Treasury Secretary Tim Geithner should shutter the Troubled Assets Relief Program (TARP) in the next three months and get the U.S. government out of the business of running banks and industrial companies, argues Sen. John Thune (R-SD).
Writing in The Wall Street Journal, Sen. Thune, a leading voice on financial regulation in the Congress, noted that the Treasury secretary has the power under the law to “either allow the program to expire at the end of this year or extend it into next fall.”
Sen. Thune prefers the latter option as an “exit strategy” for the government.
“Ending TARP this year is a vital first step to getting the federal government out of these expensive and risky entanglements in private industry,” writes Thune.
“Shutting down TARP would also ensure we don't risk losing more taxpayer dollars.”

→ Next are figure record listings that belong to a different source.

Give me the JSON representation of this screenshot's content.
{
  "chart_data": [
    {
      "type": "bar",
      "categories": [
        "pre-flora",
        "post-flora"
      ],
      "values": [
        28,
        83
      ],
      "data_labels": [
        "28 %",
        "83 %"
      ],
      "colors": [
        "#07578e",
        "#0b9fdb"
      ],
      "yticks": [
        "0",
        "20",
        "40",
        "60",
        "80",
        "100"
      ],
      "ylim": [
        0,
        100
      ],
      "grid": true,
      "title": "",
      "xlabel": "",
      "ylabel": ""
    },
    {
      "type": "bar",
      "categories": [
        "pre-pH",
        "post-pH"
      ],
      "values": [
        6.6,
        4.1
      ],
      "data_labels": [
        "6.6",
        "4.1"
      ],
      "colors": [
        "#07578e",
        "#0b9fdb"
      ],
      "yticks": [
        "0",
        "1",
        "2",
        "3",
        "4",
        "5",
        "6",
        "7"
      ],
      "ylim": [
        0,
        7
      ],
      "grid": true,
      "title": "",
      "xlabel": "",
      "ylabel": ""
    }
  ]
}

The most recent report by the TARP Congressional Oversight Panel determined that nearly $330 billion of the $700 billion limit is currently unused.
Letting TARP end this year and cancelling that remaining $330 billion “would remove the inevitable temptation to spend it,” writes Thune.
“With a budget shortfall expected to hit a record $1.6 trillion this year and a staggering $9 trillion over the next 10 years, we should be looking for every possible way to reduce the risk we are taking on behalf of taxpayers,” the Senator notes.
Others agree that continuing TARP is risky, and note that the TARP program does not have a lot of authority.
The Treasury Department “lost credibility” when it claimed its first capital injections from the $700 billion financial rescue were for healthy banks, the inspector general for the Troubled Asset Relief Program, Neil Barofsky, said in an interview with Bloomberg TV.